Essa ênfase excessiva no espaço judicial pode olvidar que outras arenas são
importantes à concretização da Constituição e realização dos Direitos Fundamentais.
Isso obscurece o papel do Legislativo e do Executivo nesta tarefa. Precisamos cuidar
para que a toga não assuma uma posição paternalista diante de uma sociedade
infantilizada (Sarmento). Como está a ocorrer com a justiça eleitoral e o moralismo
contra os direitos políticos fundamentais, no tema “ficha limpa”: agride-se a vontade
popular ao argumento de sua salvaguarda.

Por outro lado, esse movimento pressupõe a idealização da figura do juiz, e essa
“idealização” não se compatibiliza com as notórias deficiências estruturais do Judiciário
e da formação jurídica de seus membros; pois a valoração da ponderação e dos
princípios não tem sido acompanhada do necessário cuidado com as justificações das
decisões judiciais.

Passamos da água para o vinho na matéria e chegamos ao extremo indesejável.


Mesmo quando desnecessário, os princípios da dignidade da pessoa humana e da
razoabilidade são utilizados para menoscabar regras constitucionais ou regras legais. A
dignidade é usada, muitas vezes, para dar pomposidade ao discurso e salientar o
politicamente correto – e a razoabilidade, para que os juízes substituam livremente as
valorações de outros agentes públicos pelas suas próprias.

Há um custo elevado para isso tudo, pela incerteza e insegurança que se gera ao
se desprezar o papel das regras com a sobrevalorização desmedida dos princípios.

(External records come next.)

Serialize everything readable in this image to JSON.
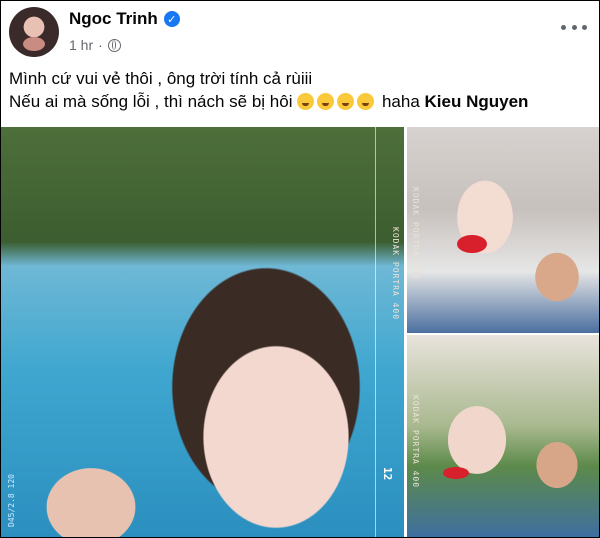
{
  "post": {
    "author": "Ngoc Trinh",
    "verified_glyph": "✓",
    "time": "1 hr",
    "dot": "·",
    "audience_icon": "globe-icon",
    "more_icon": "more-options-icon",
    "text_line1": "Mình cứ vui vẻ thôi , ông trời tính cả rùiii",
    "text_line2": "Nếu ai mà sống lỗi , thì nách sẽ bị hôi",
    "emojis": [
      "rolling-laughing-emoji",
      "laughing-emoji",
      "smiling-emoji",
      "grinning-sweat-emoji"
    ],
    "text_suffix": "haha",
    "tag": "Kieu Nguyen"
  },
  "photos": {
    "main": {
      "film_text": "KODAK PORTRA 400",
      "film_number": "12",
      "frame_text": "D45/2.8 120"
    },
    "top_right": {
      "film_text": "KODAK PORTRA 400"
    },
    "bottom_right": {
      "film_text": "KODAK PORTRA 400"
    }
  },
  "colors": {
    "verified": "#1877f2",
    "meta": "#65676b",
    "text": "#050505"
  }
}
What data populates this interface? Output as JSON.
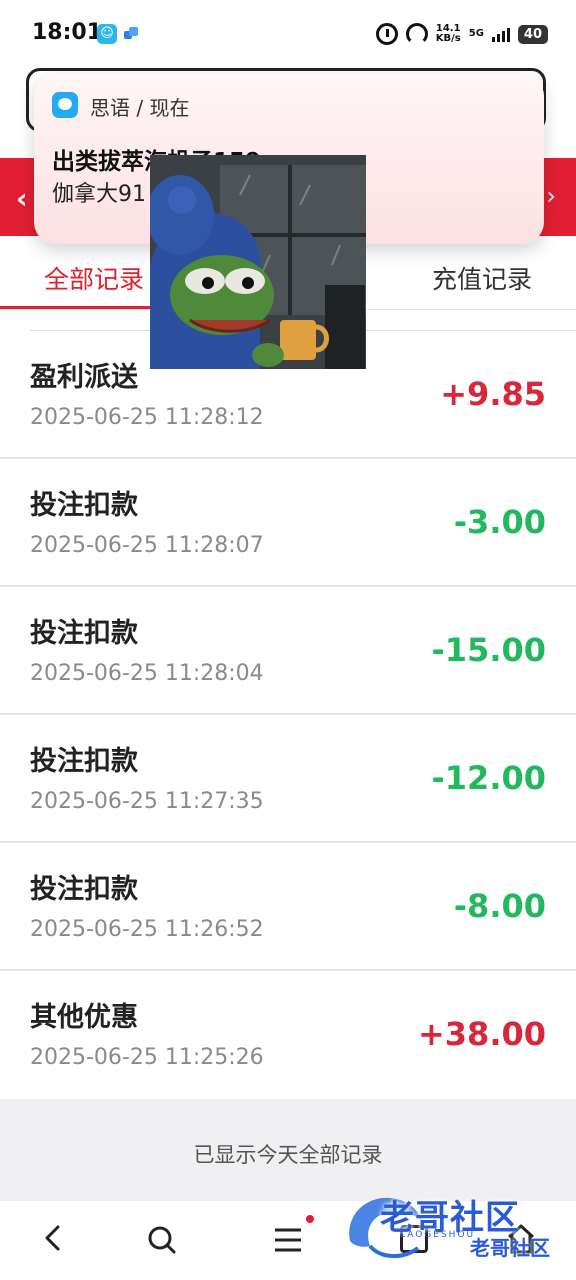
{
  "status_bar": {
    "time": "18:01",
    "speed": "14.1",
    "speed_unit": "KB/s",
    "network": "5G",
    "battery": "40"
  },
  "notification": {
    "app_name": "思语",
    "when": "现在",
    "separator": "/",
    "title": "出类拔萃海帆子159",
    "body": "伽拿大91"
  },
  "tabs": {
    "all": "全部记录",
    "recharge": "充值记录"
  },
  "records": [
    {
      "title": "盈利派送",
      "time": "2025-06-25 11:28:12",
      "amount": "+9.85",
      "type": "pos"
    },
    {
      "title": "投注扣款",
      "time": "2025-06-25 11:28:07",
      "amount": "-3.00",
      "type": "neg"
    },
    {
      "title": "投注扣款",
      "time": "2025-06-25 11:28:04",
      "amount": "-15.00",
      "type": "neg"
    },
    {
      "title": "投注扣款",
      "time": "2025-06-25 11:27:35",
      "amount": "-12.00",
      "type": "neg"
    },
    {
      "title": "投注扣款",
      "time": "2025-06-25 11:26:52",
      "amount": "-8.00",
      "type": "neg"
    },
    {
      "title": "其他优惠",
      "time": "2025-06-25 11:25:26",
      "amount": "+38.00",
      "type": "pos"
    }
  ],
  "footer_note": "已显示今天全部记录",
  "watermark": {
    "text": "老哥社区",
    "sub": "LAOGESHOU"
  },
  "colors": {
    "accent_red": "#e21f32",
    "positive": "#d9263a",
    "negative": "#22b85c"
  }
}
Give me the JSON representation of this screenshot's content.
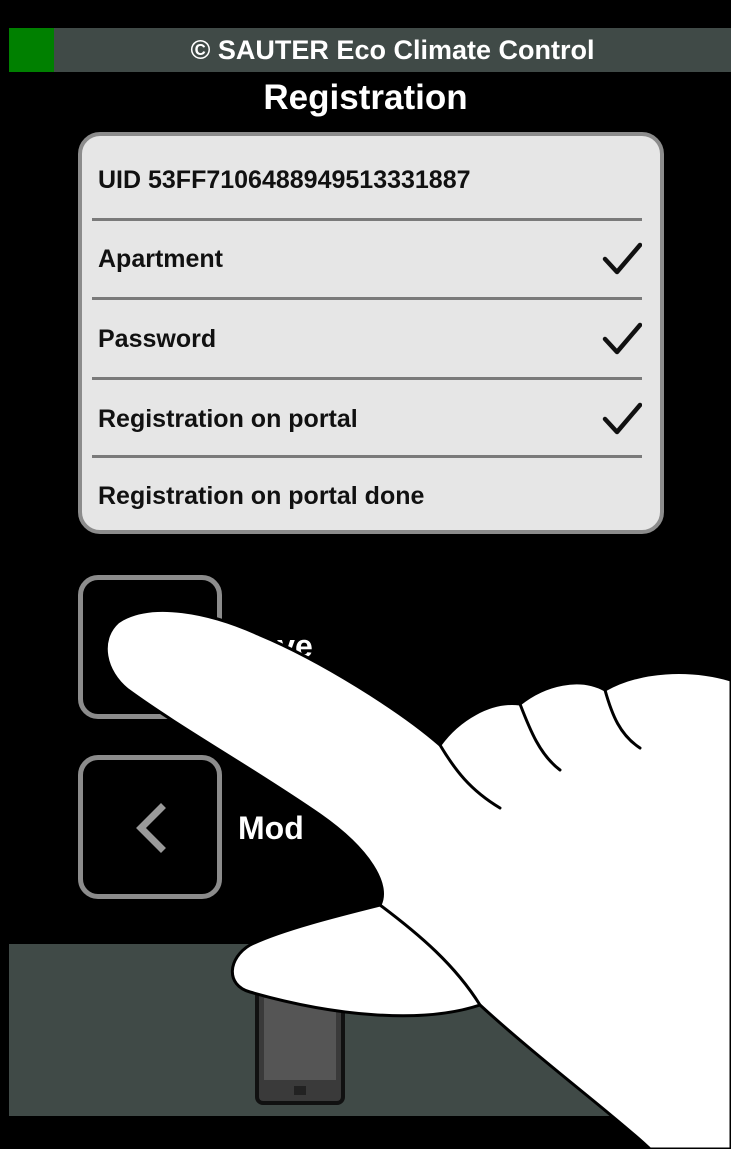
{
  "header": {
    "app_title": "© SAUTER Eco Climate Control",
    "status_color": "#008000"
  },
  "page_title": "Registration",
  "panel": {
    "uid_label": "UID  53FF7106488949513331887",
    "rows": [
      {
        "label": "Apartment",
        "checked": true
      },
      {
        "label": "Password",
        "checked": true
      },
      {
        "label": "Registration on portal",
        "checked": true
      },
      {
        "label": "Registration on portal done",
        "checked": false
      }
    ]
  },
  "actions": {
    "save_label": "Save",
    "mode_label": "Mod"
  },
  "icons": {
    "check": "check-icon",
    "back": "chevron-left-icon",
    "confirm": "confirm-check-icon",
    "device": "smartphone-icon",
    "overlay": "pointing-hand"
  },
  "colors": {
    "bar": "#404a47",
    "panel": "#e6e6e6",
    "border": "#8c8c8c"
  }
}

É preciso um retorno do pêndulo[10]. Sem descartar princípios e ponderação, é


necessário resgatar regras e subsunção. O ônus argumentativo deve ser sério e bem
fundado, quando a decisão for mediada por princípios. E esses devem ser estritamente
necessários à decisão e para casos realmente difíceis.
No Brasil o neoconstitucionalismo é impulsionado por outro fenômeno social:
descrença geral da população em relação à política majoritária, e, sobretudo, no
descrédito do Poder Legislativo e dos partidos políticos, e na esperança crescente que se
nutre no Judiciário.

Humberto Ávila afirma que as mudanças mais importantes preconizadas pelo


neoconstitucionalismo não encontram suporte na ordem jurídica brasileira, pois a
Constituição vigente seria antes regulatória, regrística, do que principiológica. Para
Ávila nada seria mais premente do que rever o movimento que se convencionou chamar
de neoconstitucionalismo no Brasil. Defendê-lo seria uma contradição performática: se
defenderia a primazia da Constituição, violando-a; haveria um “não-
constitucionalismo”, um movimento “barulhento” que proclama a supervalorização da
constituição, enquanto silenciosamente promoveria a sua desvalorização.

As críticas de Sarmento e Ávila merecem a nossa atenção e reflexão. Assim


como as de George Marmelstein[11] e Marcelo Neves[12].

Lenio Streck, um dos mais argutos críticos da discricionariedade judicial sem


limites e do uso abusivo da teoria dos princípios para qualquer fim, em seu Verdade e
Consenso, afirma que o chamado neoconstitucionalismo “acabou por
incentivar/institucionalizar uma recepção acrítica da Jurisprudência dos Valores, da
teoria da argumentação de Robert Alexy (que cunhou o procedimento da ponderação
como instrumento pretensamente racionalizador da decisão judicial) e do ativismo
judicial norte-americano (...).” Para ele, “passadas duas décadas da Constituição de
1988, e levando em conta as especificidades do direito brasileiro, é necessário
reconhecer que as características desse ´neoconstitucionalismo´ acabaram por provocar
condições patológicas que, em nosso contexto atual” contribuem “para a corrupção do
próprio texto da Constituição”[13].

É necessária reflexão séria e fundada sobre os pontos acima expostos. O campo


de indagação, interpretação/aplicação/concretização dos princípios e das regras exige
maior cuidado do jurista e do operador do direito em geral.

Esse breve e modesto texto, inspirado nos grandes autores citados, procura dar
sua contribuição ao debate crítico em torno do tema.